DTEK has also received approval for funds from USAID which has committed $46 million for the agency to procure critically required equipment for DTEK.

The Energy Ministry has approved another $26 million from the Energy Community Fund for the procurement of critically required equipment.

Workers weld at a thermal power plant, extensively damaged after a Russian missile strike, at an undisclosed location, in Ukraine, on Friday, April 12, 2024. (Andrew Kravchenko/Bloomberg via Getty Images)

One big elephant in the room holding DTEK back from attracting financing is its owner — Ukrainian oligarch Rinat Akhmetov.

International financial institutions, like the European Bank for Reconstruction and Development (EBRD), the International Finance Corporation (IFC), and the DFC, have it as a policy not to finance DTEK over its ownership.

The EBRD has invested 4 billion euros in Ukraine since the start of Russia's full-scale invasion of the country in February 2022. Just recently, the bank announced 300 million euros toward Ukraine’s energy security, pledging funds to state-owned energy companies, including Ukrenergo, Ukrhydroenergo, and Ukrnafta.

The bank’s President Odile Renaud-Basso earlier told the Kyiv Independent that it is “very selective with whom it works in Ukraine and that it “does not work with oligarchs.”

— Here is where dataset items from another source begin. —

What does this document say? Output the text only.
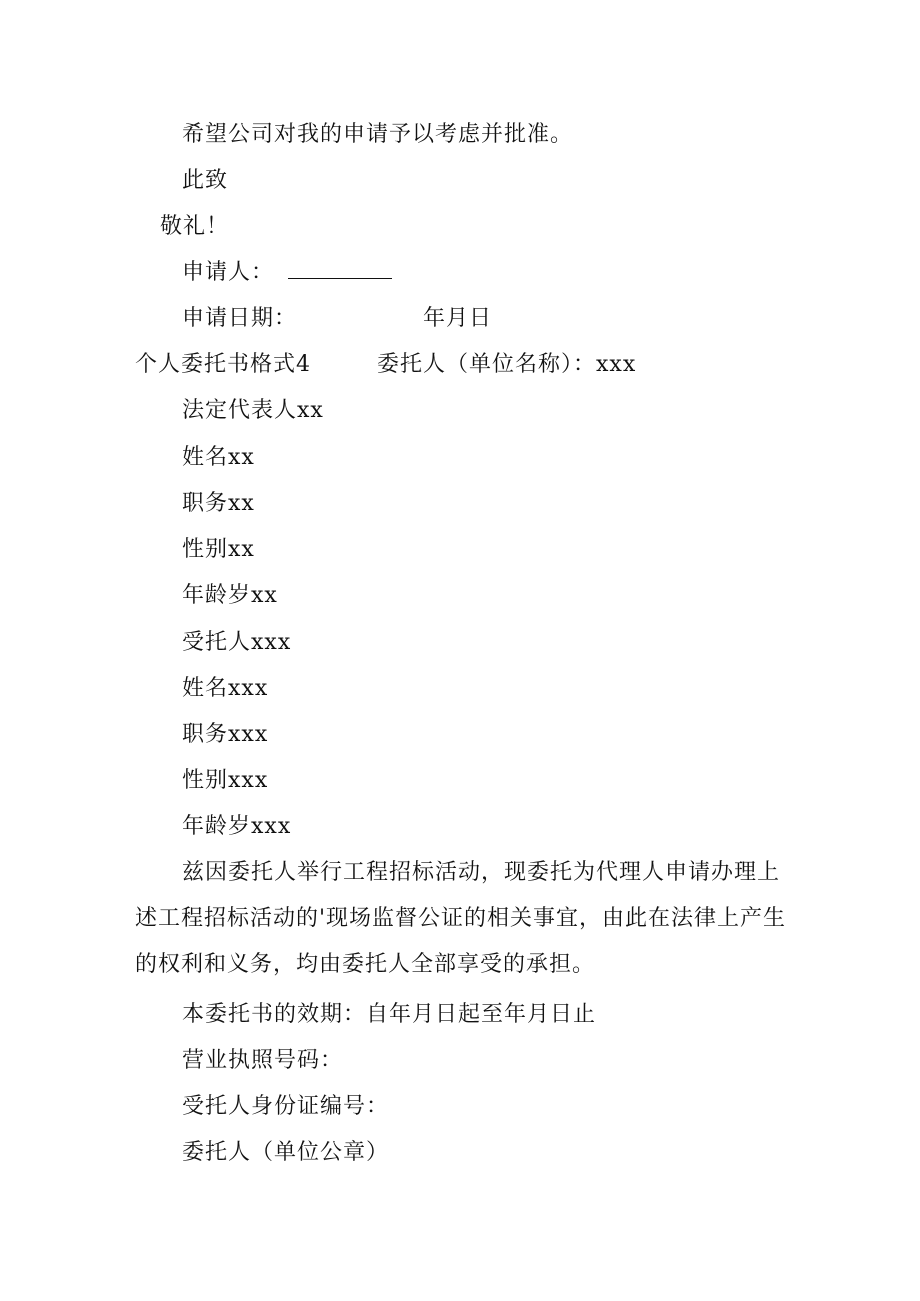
希望公司对我的申请予以考虑并批准。
此致
敬礼！
申请人：
申请日期：	年月日
个人委托书格式4	委托人（单位名称）：xxx
法定代表人xx
姓名xx
职务xx
性别xx
年龄岁xx
受托人xxx
姓名xxx
职务xxx
性别xxx
年龄岁xxx
兹因委托人举行工程招标活动，现委托为代理人申请办理上
述工程招标活动的'现场监督公证的相关事宜，由此在法律上产生
的权利和义务，均由委托人全部享受的承担。
本委托书的效期：自年月日起至年月日止
营业执照号码：
受托人身份证编号：
委托人（单位公章）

On EBRD’s unwillingness to invest in DTEK, Sakharuk said the gravity of the situation outweighs any political reasons for staying away from the company.

“This is an emergency. There is no other way to go through the coming winter if we don't repair the thermal generation and hydro generation that was damaged.”

“If they are committed to helping Ukraine, they must help. This is a moral obligation, but it is also not a time to continue playing games.”